Regulators way behind in policing California's nursing homes

California has a tremendous backlog of complaints on nursing homes due to mismanagement by state regulators, Kaiser Health News has reported.

Altogether, the California Department of Public Health (CDPH) has yet to fully investigate some 11,000 filed complaints. The agency does not mandate that investigations be completed within a certain timeframe after they are opened. State law does require that an investigation begin within 10 days of a report being filed. Of the open complaints, about 370 involved incidents that put patients in "immediate jeopardy" of losing their lives.

A lot of patients are discharged from hospitals to nursing homes and vice versa, and uneven quality at the nursing homes likely drives up hospital readmissions.

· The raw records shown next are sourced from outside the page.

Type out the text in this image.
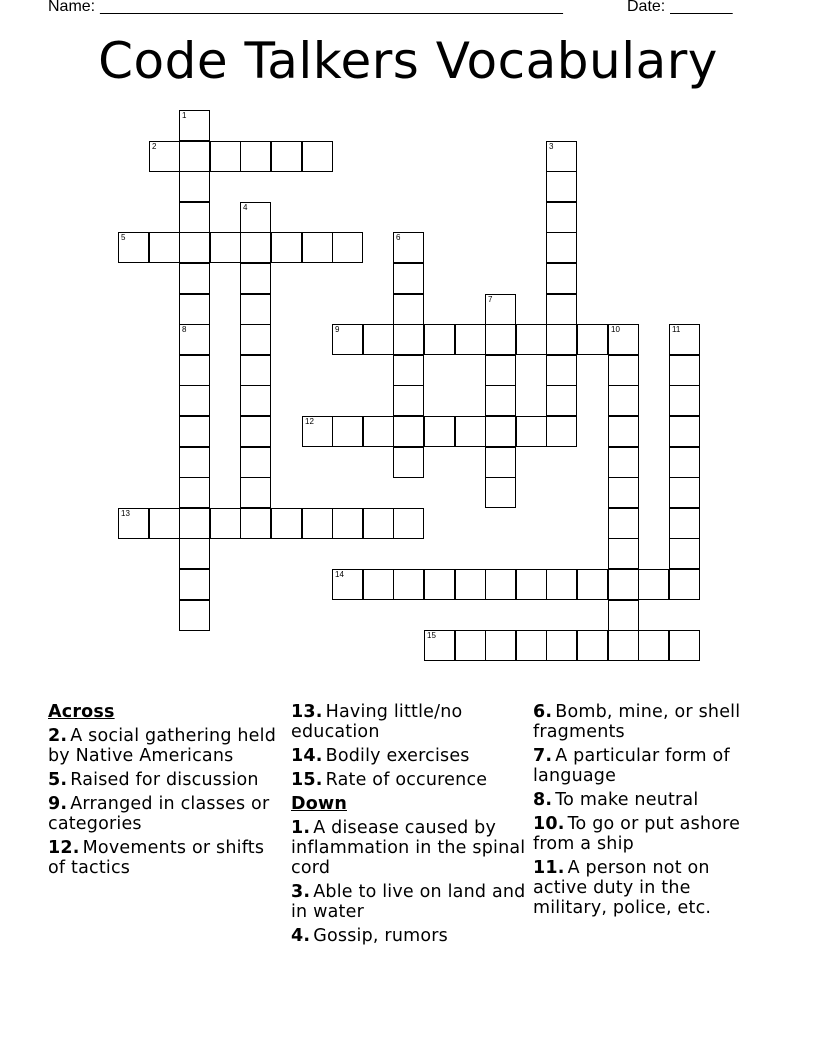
Name: ____________________________________________________	Date: _______
Code Talkers Vocabulary
1
8
2	3
4
5	6
7
9	10	11
12
13
14
15
Across
2. A social gathering held by Native Americans
5. Raised for discussion
9. Arranged in classes or categories
12. Movements or shifts of tactics
13. Having little/no education
14. Bodily exercises
15. Rate of occurence
Down
1. A disease caused by inflammation in the spinal cord
3. Able to live on land and in water
4. Gossip, rumors
6. Bomb, mine, or shell fragments
7. A particular form of language
8. To make neutral
10. To go or put ashore from a ship
11. A person not on active duty in the military, police, etc.
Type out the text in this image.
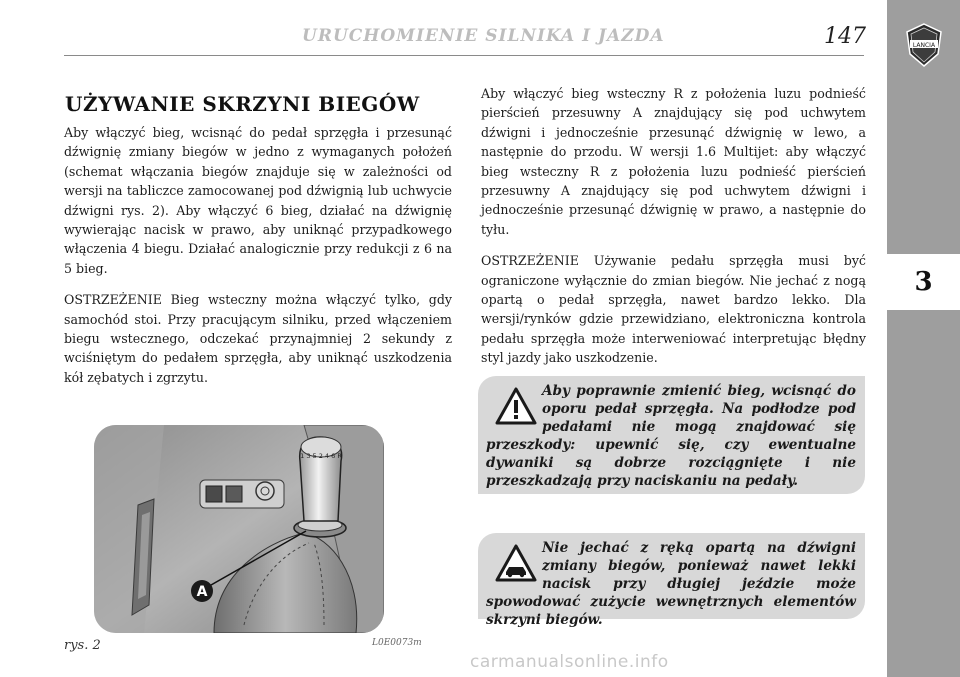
3
LANCIA
URUCHOMIENIE SILNIKA I JAZDA	147
UŻYWANIE SKRZYNI BIEGÓW

Aby włączyć bieg, wcisnąć do pedał sprzęgła i przesunąć dźwignię zmiany biegów w jedno z wymaganych położeń (schemat włączania biegów znajduje się w zależności od wersji na tabliczce zamocowanej pod dźwignią lub uchwycie dźwigni rys. 2). Aby włączyć 6 bieg, działać na dźwignię wywierając nacisk w prawo, aby uniknąć przypadkowego włączenia 4 biegu. Działać analogicznie przy redukcji z 6 na 5 bieg.

OSTRZEŻENIE Bieg wsteczny można włączyć tylko, gdy samochód stoi. Przy pracującym silniku, przed włączeniem biegu wstecznego, odczekać przynajmniej 2 sekundy z wciśniętym do pedałem sprzęgła, aby uniknąć uszkodzenia kół zębatych i zgrzytu.

Aby włączyć bieg wsteczny R z położenia luzu podnieść pierścień przesuwny A znajdujący się pod uchwytem dźwigni i jednocześnie przesunąć dźwignię w lewo, a następnie do przodu. W wersji 1.6 Multijet: aby włączyć bieg wsteczny R z położenia luzu podnieść pierścień przesuwny A znajdujący się pod uchwytem dźwigni i jednocześnie przesunąć dźwignię w prawo, a następnie do tyłu.

OSTRZEŻENIE Używanie pedału sprzęgła musi być ograniczone wyłącznie do zmian biegów. Nie jechać z nogą opartą o pedał sprzęgła, nawet bardzo lekko. Dla wersji/rynków gdzie przewidziano, elektroniczna kontrola pedału sprzęgła może interweniować interpretując błędny styl jazdy jako uszkodzenie.

Aby poprawnie zmienić bieg, wcisnąć do oporu pedał sprzęgła. Na podłodze pod pedałami nie mogą znajdować się przeszkody: upewnić się, czy ewentualne dywaniki są dobrze rozciągnięte i nie przeszkadzają przy naciskaniu na pedały.
Nie jechać z ręką opartą na dźwigni zmiany biegów, ponieważ nawet lekki nacisk przy długiej jeździe może spowodować zużycie wewnętrznych elementów skrzyni biegów.
1 3 5 2 4 6 R
A
rys. 2	L0E0073m
carmanualsonline.info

About 300,000 Californians receive care in nursing homes every year. A recent study by the Journal of the American Geriatrics Society concluded that nearly a quarter of Medicare beneficiaries treated at skilled nursing facilities needed emergency medical care within 30 days of discharge, and nearly 40 percent required hospital care within 90 days. There was some correlation to whether the facility operated as a for-profit and the likelihood of readmission.

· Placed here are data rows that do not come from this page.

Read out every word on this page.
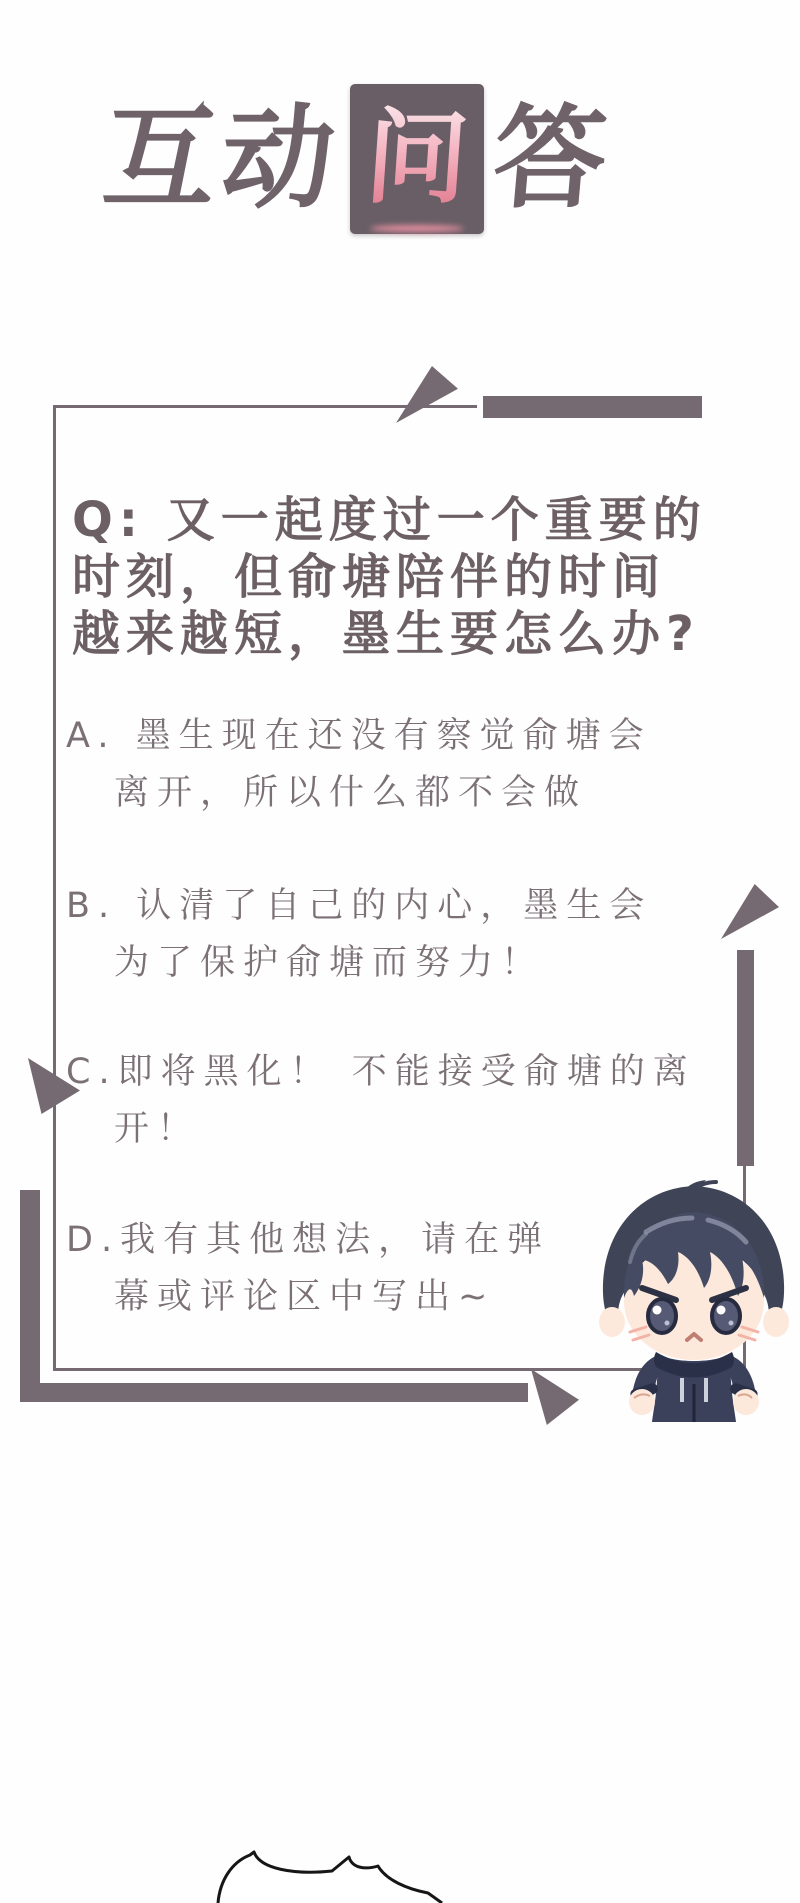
互动 问 答
Q: 又一起度过一个重要的
时刻，但俞塘陪伴的时间
越来越短，墨生要怎么办?
A. 墨生现在还没有察觉俞塘会
离开，所以什么都不会做
B. 认清了自己的内心，墨生会
为了保护俞塘而努力！
C.即将黑化！ 不能接受俞塘的离
开！
D.我有其他想法，请在弹
幕或评论区中写出~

The California State Auditor's office reviewed how the CDPH handled investigations, concluding that district offices conducted them unevenly at best. In San Francisco, for example, cases were closed without supervisors signing off on them, which is against the law. A serious patient fall at a Sacramento facility was not investigated until nine months after the incident occurred. In Los Angeles and Orange Counties--the most populous area in California--on-site investigations occurred less than 20 percent of the time in 2012 and last year.

"There has been almost a culture of indifference," Assemblywoman Mariko Yamada told Kaiser Health News. She had requested the audit of the nursing homes.

CDPH Director Ron Chapman, M.D., said his agency would tighten oversight of district offices.